Ik vond het een goed geschreven stukje, uw 'Beste mijnheer Bert Anciaux', maar het zal - vrees ik - nog even duren voor ik er echt mee kan lachen. Ik ben nog aan het bijslapen. Zoals ik ook vrees dat deze krant dit zeker niet zal plaatsen, daarvoor zijn ze het onderwerp te beu en hun lezers blijkbaar ook.

Maar voor ons is Bert met al zijn onvolmaaktheden een held. We houden ons hart vast wat er gebeurt als hij geen minister van Mobiliteit meer is.

Met vriendelijke, collegiale groet

J.O.
Strombeek

DE MORGEN ONLINE dd 20.4.2004


Beste mijnheer Bert Anciaux,

Graag wil ik u melden dat ik er deze dagen bij loop als een kasteelheer met driedubbel gelaagde omwallingen en ophaalbruggen van oogleden die ik van mijn leven niet meer open krijg. Een hele cavalerie aan kostelijke zalven is intussen voorbij gedenderd: Shiseido anti-puffiness, Lancôme diabolic yeux en Guerlain inflight serum. Al verzamelen de troepen van
Ici Paris om mij strak te komen trekken, ik blijf rimpelen van vermoeienis. Doodop en pompaf tegelijk ben ik. En dat is, beste mijnheer Bert Anciaux, uw schuld en slecht voor mijn zelfvertrouwen.

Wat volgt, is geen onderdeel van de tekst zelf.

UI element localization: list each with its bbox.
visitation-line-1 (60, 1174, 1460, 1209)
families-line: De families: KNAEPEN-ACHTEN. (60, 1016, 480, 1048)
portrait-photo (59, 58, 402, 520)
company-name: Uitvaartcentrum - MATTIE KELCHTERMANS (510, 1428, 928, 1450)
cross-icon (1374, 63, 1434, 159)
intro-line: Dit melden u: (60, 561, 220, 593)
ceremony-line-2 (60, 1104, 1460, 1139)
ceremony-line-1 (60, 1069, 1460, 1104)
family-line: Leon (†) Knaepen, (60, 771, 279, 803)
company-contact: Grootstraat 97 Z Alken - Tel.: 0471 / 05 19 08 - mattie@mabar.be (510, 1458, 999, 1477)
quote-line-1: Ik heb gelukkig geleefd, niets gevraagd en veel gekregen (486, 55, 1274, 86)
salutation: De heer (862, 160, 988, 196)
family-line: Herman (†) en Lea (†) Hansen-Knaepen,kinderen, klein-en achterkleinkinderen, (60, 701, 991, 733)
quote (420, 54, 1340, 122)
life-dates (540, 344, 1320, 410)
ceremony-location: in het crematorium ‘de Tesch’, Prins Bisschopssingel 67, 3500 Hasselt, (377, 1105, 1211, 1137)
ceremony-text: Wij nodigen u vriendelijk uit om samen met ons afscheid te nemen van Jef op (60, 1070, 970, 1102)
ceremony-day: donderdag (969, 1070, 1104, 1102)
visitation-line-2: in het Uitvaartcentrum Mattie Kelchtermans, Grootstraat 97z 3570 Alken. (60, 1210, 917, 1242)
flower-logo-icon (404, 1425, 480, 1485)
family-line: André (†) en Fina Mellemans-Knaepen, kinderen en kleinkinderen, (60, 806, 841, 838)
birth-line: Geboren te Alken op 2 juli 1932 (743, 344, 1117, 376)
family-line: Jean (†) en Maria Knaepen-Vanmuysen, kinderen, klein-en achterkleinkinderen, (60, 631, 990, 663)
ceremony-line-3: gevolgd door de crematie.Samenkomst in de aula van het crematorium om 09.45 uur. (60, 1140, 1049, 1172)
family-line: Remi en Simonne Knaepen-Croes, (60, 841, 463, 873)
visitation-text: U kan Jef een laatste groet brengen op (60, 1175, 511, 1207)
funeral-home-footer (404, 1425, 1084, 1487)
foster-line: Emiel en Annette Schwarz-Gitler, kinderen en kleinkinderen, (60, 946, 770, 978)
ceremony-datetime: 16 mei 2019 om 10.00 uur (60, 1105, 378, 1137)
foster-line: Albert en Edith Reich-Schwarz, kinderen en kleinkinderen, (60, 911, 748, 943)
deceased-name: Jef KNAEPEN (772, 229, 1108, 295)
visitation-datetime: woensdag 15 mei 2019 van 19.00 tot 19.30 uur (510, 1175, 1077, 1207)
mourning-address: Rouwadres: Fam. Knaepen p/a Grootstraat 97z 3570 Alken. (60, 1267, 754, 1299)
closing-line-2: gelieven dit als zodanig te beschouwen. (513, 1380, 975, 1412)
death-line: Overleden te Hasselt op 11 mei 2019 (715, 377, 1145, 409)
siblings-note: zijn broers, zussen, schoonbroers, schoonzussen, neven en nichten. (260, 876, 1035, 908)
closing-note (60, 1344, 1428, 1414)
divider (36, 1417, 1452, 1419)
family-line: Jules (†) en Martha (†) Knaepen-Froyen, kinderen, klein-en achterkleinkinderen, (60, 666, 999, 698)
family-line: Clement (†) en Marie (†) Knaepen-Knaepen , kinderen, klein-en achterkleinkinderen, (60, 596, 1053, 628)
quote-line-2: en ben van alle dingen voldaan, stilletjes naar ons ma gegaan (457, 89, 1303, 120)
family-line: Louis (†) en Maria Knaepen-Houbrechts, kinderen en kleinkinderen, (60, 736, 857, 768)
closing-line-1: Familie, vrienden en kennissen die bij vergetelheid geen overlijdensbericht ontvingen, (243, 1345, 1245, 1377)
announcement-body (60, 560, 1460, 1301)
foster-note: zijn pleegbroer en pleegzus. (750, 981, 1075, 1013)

Het ligt aan uw spreidingsplan, beste mijnheer Bert Anciaux, en uw aanhoudende voorspellingen omtrent uw spreidingsplan. Vannacht ben ik andermaal opgestaan om te kijken of het er was. Bleek het alweer een trein die voorbijreed. Eergisteren werd de bijslaper kwaad toen ik hem wakker pookte met de vraag: Pssst! Zou dit het spreidingsplan nu zijn?
En als er straks iets rommelt in het donker, is het waarschijnlijk wéér uw spreidingsplan niet. Doorheen de duisternis lig ik te luisteren, beste mijnheer Bert Anciaux, naar pakjesvluchten uit al uw streken.

Inspanningen echter voor niks behalve slaaptekort. Want telkens als ik een geluid meen op te merken, betreft het wat anders dan uw spreidingsplan. Een midlifemotard met een nieuwe knalpot. De buurman op een overdreven hoogtepunt. De buurvrouw die treurig het toilet doorspoelt. Of de lift die naar nul wordt geroepen.

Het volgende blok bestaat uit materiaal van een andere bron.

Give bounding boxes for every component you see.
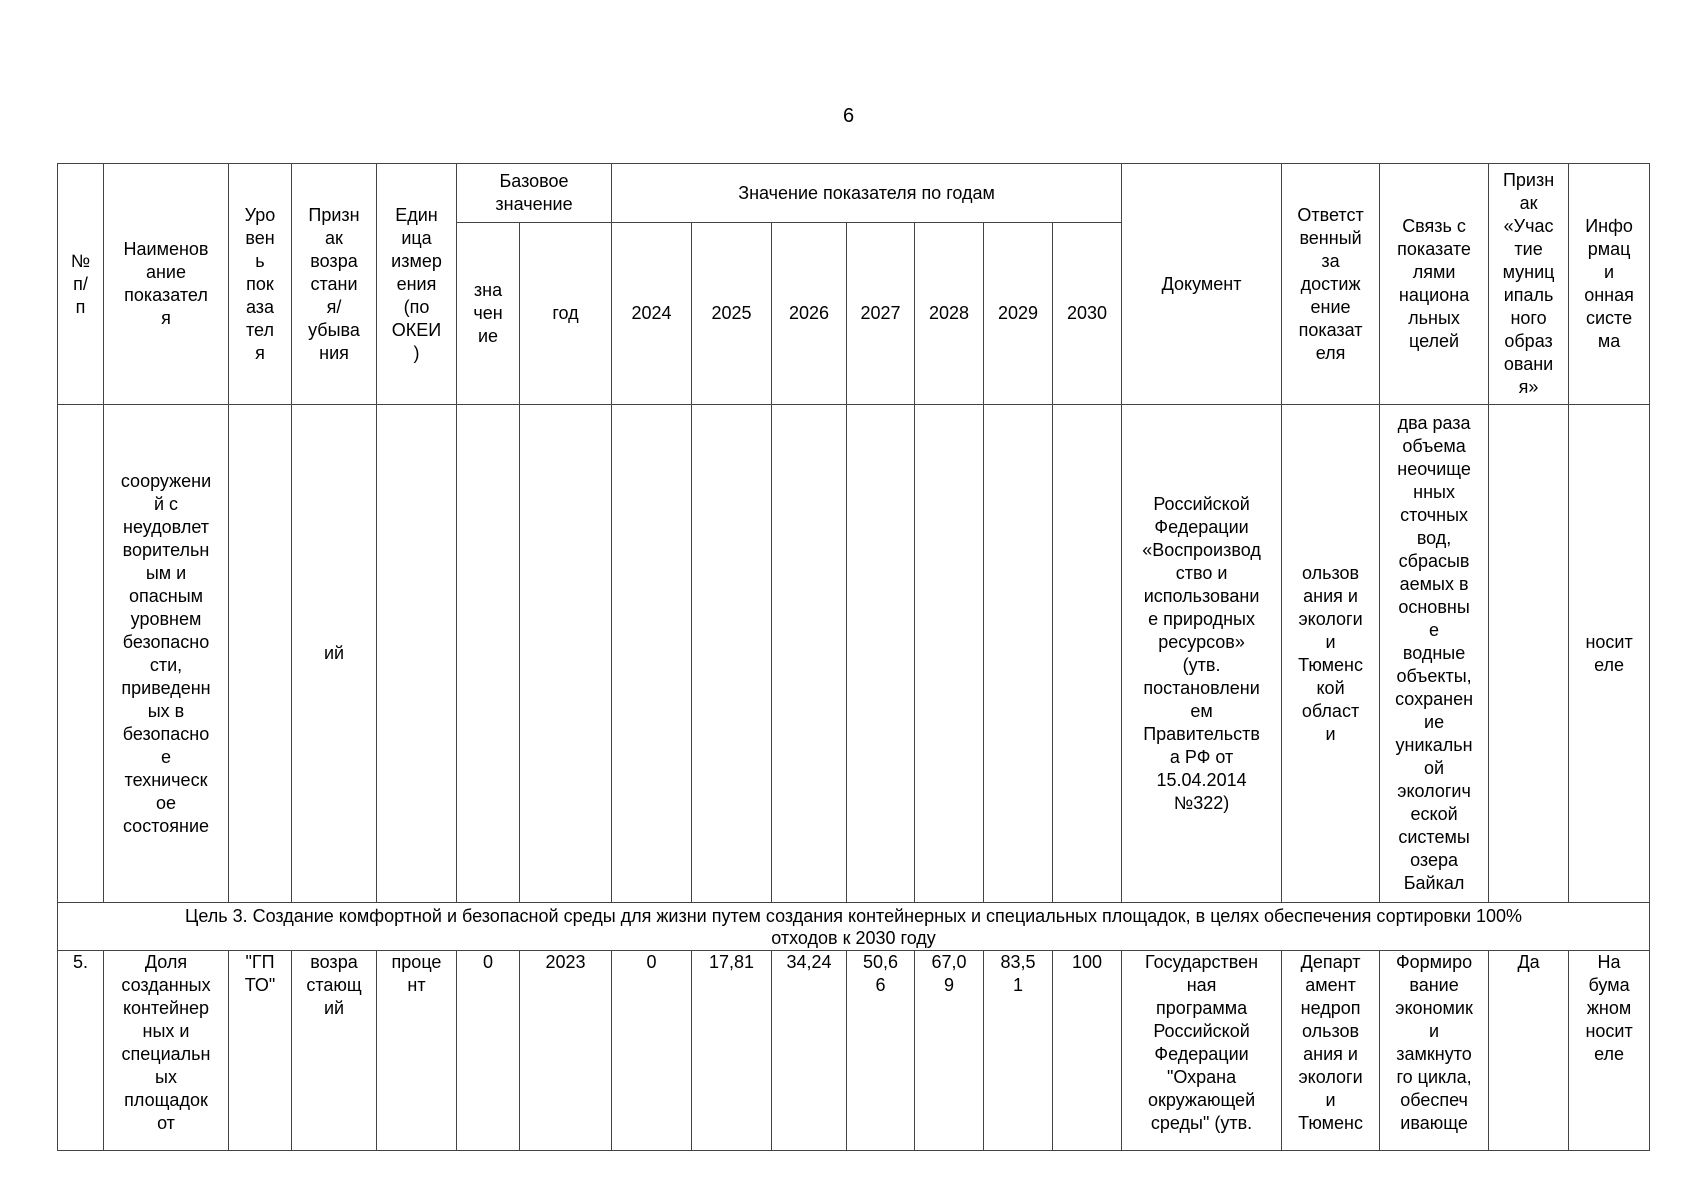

Soms draai ik van nachtenlang wachten zodanig door, beste mijnheer Bert Anciaux, dat ik de spijsvertering van Jan Becaus denk te ontwaren in mijn oorschelp. Terwijl Jan Becaus zolang hij leeft allicht geen wind zal laten en al zeker niet op de buis. Straks zie ik langsheen het raamkozijn nog pakjes naar beneden pinkelen van slapeloze inbeelding. Vroeger had ik nergens last van, maar als nu de gordijnen bewegen, denk ik dat het uw spreidingsplan is. U spreekt te veel over uw spreidingsplannen, beste mijnheer Bert Anciaux. Ik krijg er visioenen van. En wallen. En daar hoef ik niet voor in de Brusselse rand te wonen.
Als ik een bijsluiter lees, begint het overal te jeuken en te steken. Mag ik daarom vragen om niet met nóg een spreidingsplan op de proppen te komen. Of ik kom een warm pakje nachtbraaksel in uw brievenbus leggen.

Dag mijnheer Bert Anciaux.

l Freelance-journaliste An Olaerts schrijft elke week in Ego een dringende brief.